1.  That chair I was cleaning was supposed to be a gift for her father.  She was getting it cleaned for him.  He died 4 days earlier.  She decided to get the chair cleaned anyway and did not cancel the appointment.  (Thank fully I knew this going in because my cleaning tech is alert to her client and she warned me of this.)
2.  This woman had just spent $10,000 to fix this problem including the plumbing that obviously was not fixed very well.  A lot of the frustration I was on the receiving end of was because of this.
3.   I knew she was not feeling very well but only after it all calmed down did her husband explain she had a medical procedure that morning that had required she be put under.   She was literally still in twilight after surgery and highly drugged at the time.  She probably really did not hear what I was saying.
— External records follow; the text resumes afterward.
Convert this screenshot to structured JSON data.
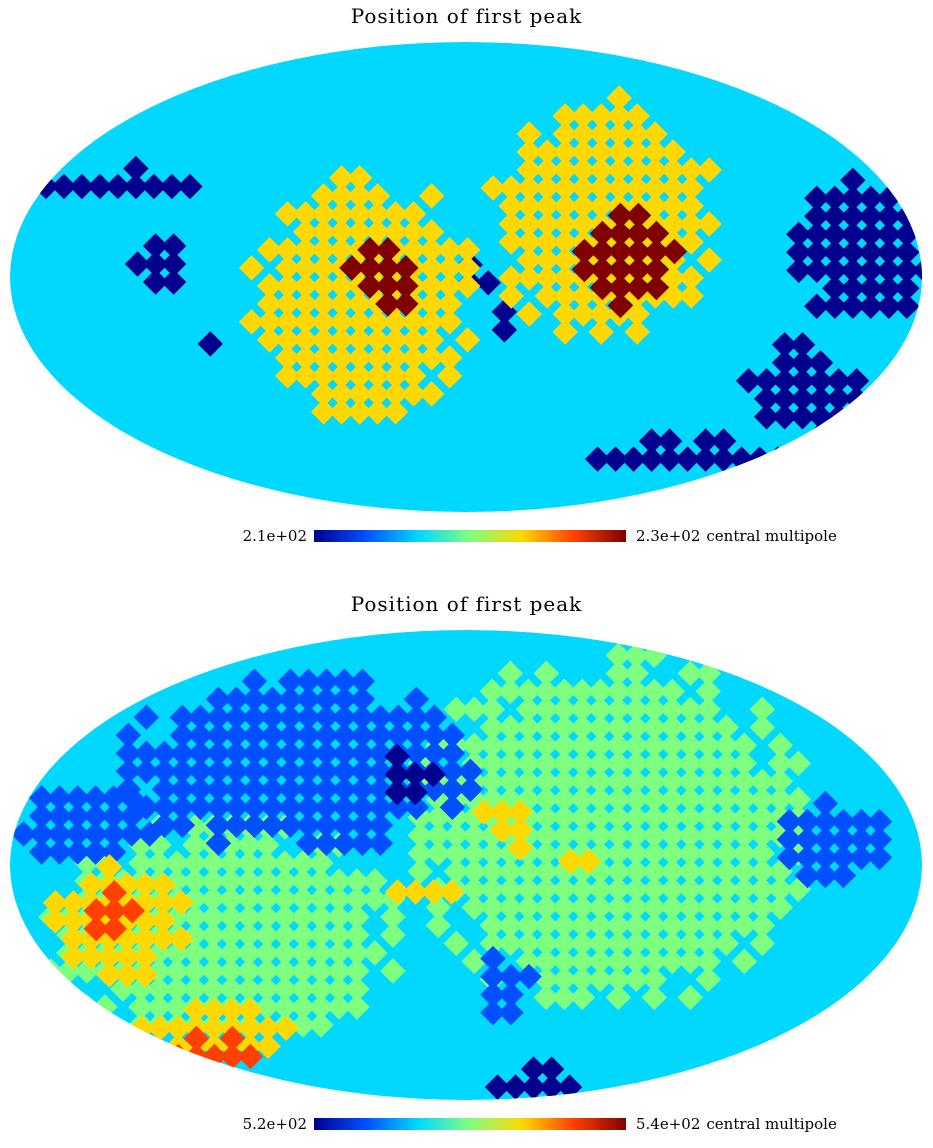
{
  "colors": {
    "ocean": "#00d8ff",
    "colormap": [
      "#00008f",
      "#0050ff",
      "#00d8ff",
      "#7fff7f",
      "#ffd800",
      "#ff4000",
      "#800000"
    ]
  },
  "chart_data": [
    {
      "type": "heatmap",
      "projection": "mollweide",
      "title": "Position of first peak",
      "colorbar": {
        "min_label": "2.1e+02",
        "max_label": "2.3e+02",
        "unit": "central multipole"
      },
      "regions": [
        {
          "color": "#00008f",
          "cx": -0.82,
          "cy": 0.42,
          "rx": 0.2,
          "ry": 0.08
        },
        {
          "color": "#00008f",
          "cx": -0.68,
          "cy": 0.08,
          "rx": 0.06,
          "ry": 0.09
        },
        {
          "color": "#00008f",
          "cx": -0.58,
          "cy": -0.22,
          "rx": 0.04,
          "ry": 0.05
        },
        {
          "color": "#00008f",
          "cx": 0.85,
          "cy": 0.15,
          "rx": 0.14,
          "ry": 0.3
        },
        {
          "color": "#00008f",
          "cx": 0.72,
          "cy": -0.45,
          "rx": 0.12,
          "ry": 0.2
        },
        {
          "color": "#00008f",
          "cx": 0.45,
          "cy": -0.72,
          "rx": 0.26,
          "ry": 0.06
        },
        {
          "color": "#00008f",
          "cx": 0.0,
          "cy": 0.04,
          "rx": 0.05,
          "ry": 0.05
        },
        {
          "color": "#00008f",
          "cx": 0.06,
          "cy": -0.16,
          "rx": 0.035,
          "ry": 0.05
        },
        {
          "color": "#ffd800",
          "cx": -0.25,
          "cy": -0.06,
          "rx": 0.24,
          "ry": 0.52
        },
        {
          "color": "#ffd800",
          "cx": 0.28,
          "cy": 0.28,
          "rx": 0.24,
          "ry": 0.52
        },
        {
          "color": "#800000",
          "cx": -0.2,
          "cy": 0.06,
          "rx": 0.07,
          "ry": 0.17
        },
        {
          "color": "#800000",
          "cx": 0.34,
          "cy": 0.1,
          "rx": 0.1,
          "ry": 0.2
        }
      ]
    },
    {
      "type": "heatmap",
      "projection": "mollweide",
      "title": "Position of first peak",
      "colorbar": {
        "min_label": "5.2e+02",
        "max_label": "5.4e+02",
        "unit": "central multipole"
      },
      "regions": [
        {
          "color": "#7fff7f",
          "cx": 0.3,
          "cy": 0.18,
          "rx": 0.42,
          "ry": 0.75
        },
        {
          "color": "#7fff7f",
          "cx": -0.55,
          "cy": -0.25,
          "rx": 0.38,
          "ry": 0.45
        },
        {
          "color": "#0050ff",
          "cx": -0.38,
          "cy": 0.46,
          "rx": 0.38,
          "ry": 0.36
        },
        {
          "color": "#0050ff",
          "cx": -0.85,
          "cy": 0.22,
          "rx": 0.14,
          "ry": 0.18
        },
        {
          "color": "#0050ff",
          "cx": 0.78,
          "cy": 0.12,
          "rx": 0.13,
          "ry": 0.18
        },
        {
          "color": "#0050ff",
          "cx": 0.06,
          "cy": -0.48,
          "rx": 0.06,
          "ry": 0.12
        },
        {
          "color": "#00008f",
          "cx": -0.15,
          "cy": 0.4,
          "rx": 0.06,
          "ry": 0.1
        },
        {
          "color": "#00008f",
          "cx": 0.15,
          "cy": -0.88,
          "rx": 0.14,
          "ry": 0.05
        },
        {
          "color": "#ffd800",
          "cx": -0.78,
          "cy": -0.22,
          "rx": 0.14,
          "ry": 0.25
        },
        {
          "color": "#ffd800",
          "cx": -0.55,
          "cy": -0.68,
          "rx": 0.18,
          "ry": 0.1
        },
        {
          "color": "#ffd800",
          "cx": 0.08,
          "cy": 0.22,
          "rx": 0.06,
          "ry": 0.12
        },
        {
          "color": "#ffd800",
          "cx": 0.22,
          "cy": 0.05,
          "rx": 0.05,
          "ry": 0.08
        },
        {
          "color": "#ffd800",
          "cx": -0.1,
          "cy": -0.06,
          "rx": 0.07,
          "ry": 0.06
        },
        {
          "color": "#ff4000",
          "cx": -0.8,
          "cy": -0.18,
          "rx": 0.07,
          "ry": 0.1
        },
        {
          "color": "#ff4000",
          "cx": -0.57,
          "cy": -0.75,
          "rx": 0.12,
          "ry": 0.05
        },
        {
          "color": "#ff4000",
          "cx": 0.2,
          "cy": 0.06,
          "rx": 0.025,
          "ry": 0.04
        },
        {
          "color": "#800000",
          "cx": 0.05,
          "cy": 0.22,
          "rx": 0.02,
          "ry": 0.04
        }
      ]
    }
  ]
}
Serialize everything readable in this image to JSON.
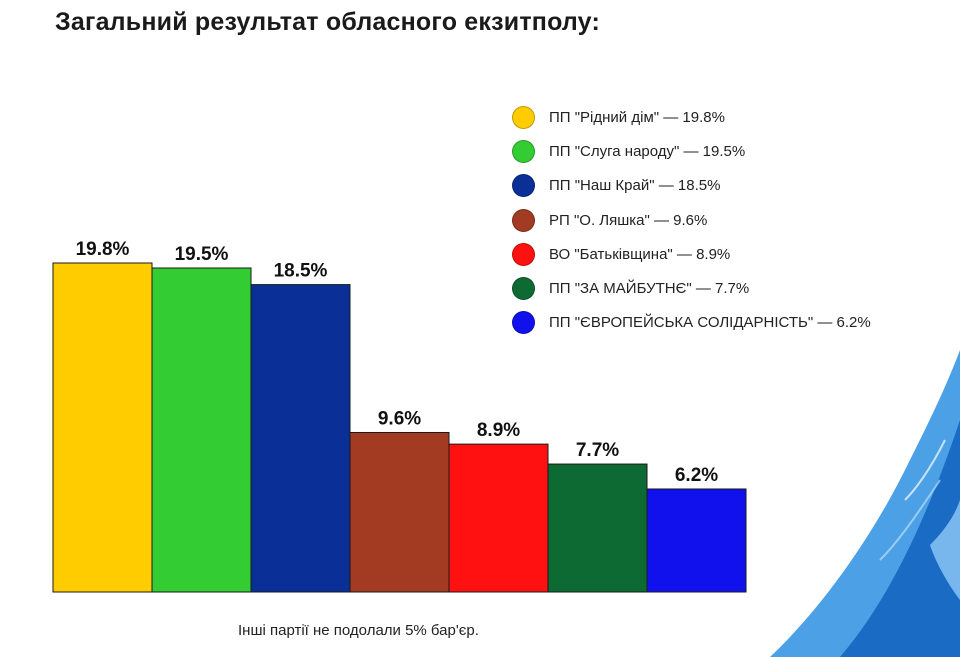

The next day this client did send me a note apologizing for what happened and explaining all her frustrations.  I have nothing but a positive relationship with her since then.  So I guess my point is we have to remember our clients are human.  There is so much going on in a client’s life we may not realize.  I think we can all agree it would have been perfectly reasonable for me to politely say “ma’am I am sorry your plumbing is leaking.  That is not something I caused.  I cannot stay here with you like this.”  And leave.  I may have also lost the client because she would have been stuck with a flooded basement on a Friday night.  My fault or not that would have left a mad taste.  This woman had lost her dad, was highly drugged, was in a great deal of pain, her basement was flooded, and she just paid someone $10,000 to make sure that never happened again.   I was just in the very much the wrong place at very much the wrong time.  Taking what ever she threw at me and helping her out of the situation that I had no duty to do so will probably make her a client for life.   I can also not say again how happy I am that we have procedures and we followed them.  That simple question of “I need to hook up the van to a water supply, may I use this faucet?” was probably the most important question I asked all year.

This also reminds me of one of my favorite saying with my employees.  "We can be right or we can be successful."  Sometimes the path to great service comes from helping the client out and not worrying about who is right and wrong.

1 comment:

Kim said...

Good Lesson learned Derek. I love this blog and swear one day I will get my kids certified cleaners so they do a thorough job!